- Genre: Soap opera
- Written by: dialogues written by KN. Natarajan
- Screenplay by: Senthilkumaran
- Directed by: N.Priyan
- Creative director: Khusbhu Sundar
- Starring: Kushboo Sundar Seenu Delhi Kumar Dr. Sharmila Mercury Sathya Bharath Kalyan
- Theme music composer: C. Sathya (Title Song) Jai Kishan (Background Score)
- Opening theme: "Yaaru Yaaru" (Vocals) Mathangi Jagdish M. L. R. Karthikeyan Pa. Vijay (Lyrics)
- Original language: Tamil
- No. of seasons: 1
- No. of episodes: 472

Production
- Producer: Kushboo Sundar
- Camera setup: Multi-camera
- Running time: approx. 20-22 minutes per episode
- Production company: Avni Telemedia

Original release
- Network: Kalaignar TV
- Release: 5 March 2012 – 31 July 2014

= Paartha Gnabagam Illayo =

Paartha Gnabagam Illayo was an Indian Tamil-language soap opera starring Kushboo Sundar, Seenu, Delhi Kumar, Dr.
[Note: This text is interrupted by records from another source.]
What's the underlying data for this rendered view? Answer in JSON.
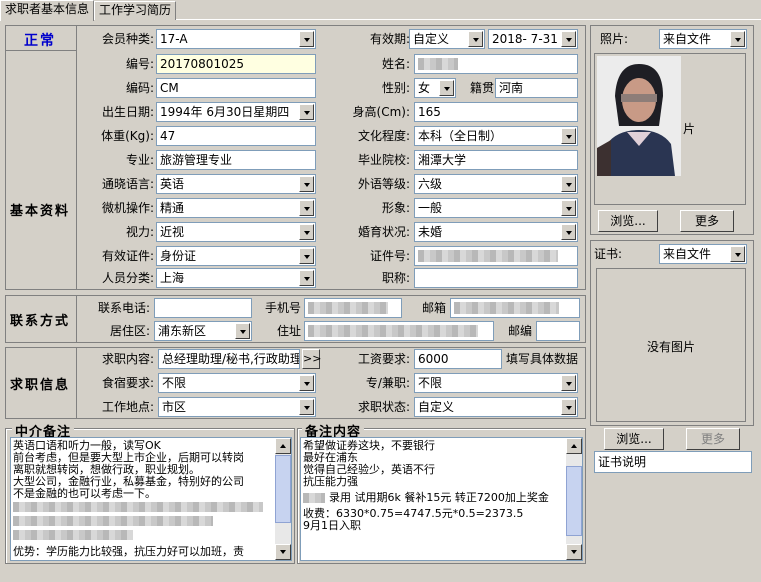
{
  "tabs": [
    "求职者基本信息",
    "工作学习简历"
  ],
  "status": "正常",
  "sections": {
    "basic": "基本资料",
    "contact": "联系方式",
    "job": "求职信息",
    "agent_notes": "中介备注",
    "notes": "备注内容"
  },
  "labels": {
    "member_type": "会员种类:",
    "validity": "有效期:",
    "number": "编号:",
    "name": "姓名:",
    "code": "编码:",
    "gender": "性别:",
    "origin": "籍贯",
    "birth": "出生日期:",
    "height": "身高(Cm):",
    "weight": "体重(Kg):",
    "education": "文化程度:",
    "major": "专业:",
    "school": "毕业院校:",
    "language": "通晓语言:",
    "foreign_level": "外语等级:",
    "computer": "微机操作:",
    "appearance": "形象:",
    "vision": "视力:",
    "marital": "婚育状况:",
    "id_type": "有效证件:",
    "id_no": "证件号:",
    "category": "人员分类:",
    "title": "职称:",
    "phone": "联系电话:",
    "mobile": "手机号",
    "email": "邮箱",
    "district": "居住区:",
    "address": "住址",
    "zip": "邮编",
    "job_content": "求职内容:",
    "salary": "工资要求:",
    "salary_hint": "填写具体数据",
    "board": "食宿要求:",
    "fulltime": "专/兼职:",
    "location": "工作地点:",
    "job_status": "求职状态:",
    "photo": "照片:",
    "certificate": "证书:"
  },
  "values": {
    "member_type": "17-A",
    "validity_mode": "自定义",
    "validity_date": "2018- 7-31",
    "number": "20170801025",
    "code": "CM",
    "gender": "女",
    "origin": "河南",
    "birth": "1994年 6月30日星期四",
    "height": "165",
    "weight": "47",
    "education": "本科（全日制）",
    "major": "旅游管理专业",
    "school": "湘潭大学",
    "language": "英语",
    "foreign_level": "六级",
    "computer": "精通",
    "appearance": "一般",
    "vision": "近视",
    "marital": "未婚",
    "id_type": "身份证",
    "category": "上海",
    "district": "浦东新区",
    "job_content": "总经理助理/秘书,行政助理",
    "expand_btn": ">>",
    "salary": "6000",
    "board": "不限",
    "fulltime": "不限",
    "location": "市区",
    "job_status": "自定义",
    "photo_source": "来自文件",
    "photo_overlay": "片",
    "cert_source": "来自文件",
    "no_image": "没有图片",
    "cert_desc": "证书说明"
  },
  "buttons": {
    "browse": "浏览...",
    "more": "更多",
    "browse2": "浏览...",
    "more2": "更多"
  },
  "agent_notes": [
    "英语口语和听力一般，读写OK",
    "前台考虑，但是要大型上市企业，后期可以转岗",
    "离职就想转岗，想做行政，职业规划。",
    "大型公司，金融行业，私募基金，特别好的公司",
    "不是金融的也可以考虑一下。",
    "",
    "",
    "优势：学历能力比较强，抗压力好可以加班，责"
  ],
  "notes": [
    "希望做证券这块，不要银行",
    "最好在浦东",
    "觉得自己经验少，英语不行",
    "抗压能力强",
    "",
    "录用  试用期6k  餐补15元  转正7200加上奖金",
    "",
    "收费：6330*0.75=4747.5元*0.5=2373.5",
    " 9月1日入职"
  ]
}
Sharmila, Mercury Sathya and Bharath Kalyan. It aired on Kalaignar TV from 5 March 2012 to 31 July 2014 on Monday through Thursday at 21:30PM (IST) and The show was shifted to 20:30PM (IST) time Slot for 472 Episodes. The show was produced by Avni Telemedia and director by N.Priyan. The Family series received positive feedback from viewers and was a huge hit.

==Cast==
===Main cast===
- Kushboo Sundar as Oviya
- "Tamil Padam" Seenu as Karthik
- Delhi Kumar

===Additional cast===

- Dr. Sharmila
- Mercury Sathya
- Bharath Kalyan
- Sobhana
- T.R.Latha
- Rajya Lakshmi
- Ravikhirushna
- Sudha
- V.K.R.Raku
- Kavyavarshini
- Vijesh
- Harish Athithya
- Sruthi Retty
- Savithri Rajiv
- Sathiya
- Vaasu
- Muthukumar
- Sangeetha
- Astritha
- Varnika priyan
- Shwetha
- N.S. Madheswaran
- Viswanathan
- Muthukumar
- S. Vasu
- K. Natraj
- Ajay Siva
- Nithya Ravindran
- K.S. Muthukumar
- Minnal Deepa

== Music ==
The title track was composed by C. Sathya while the lyrics were written by Pa. Vijay and sung by Mathangi Jagdish and M. L. R. Karthikeyan.

===Soundtrack===

Track list
| No. | Title | Lyrics | Singer(s) | Length |
|---|---|---|---|---|
| 1. | "Yaaru Yaaru Naan Yaaru (யாரோ யாரோ நான் யாரோ)" | Pa. Vijay | Mathangi Jagdish and M. L. R. Karthikeyan | 3:00 |

==International broadcast==
The Series was released on 5 March 2012 on Kalaignar TV. The Show was also broadcast internationally on Channel's international distribution. It airs in Sri Lanka, Singapore, Malaysia, South East Asia, Middle East, Oceania, South Africa and Sub Saharan Africa on Kalaignar TV and also airs in United States, Canada, Europe on Kalaignar Ayngaran TV.

- This serial re-telecast on same Channel only on Singapore and Malaysia from December 2016, aired Monday to Friday at 6:30PM.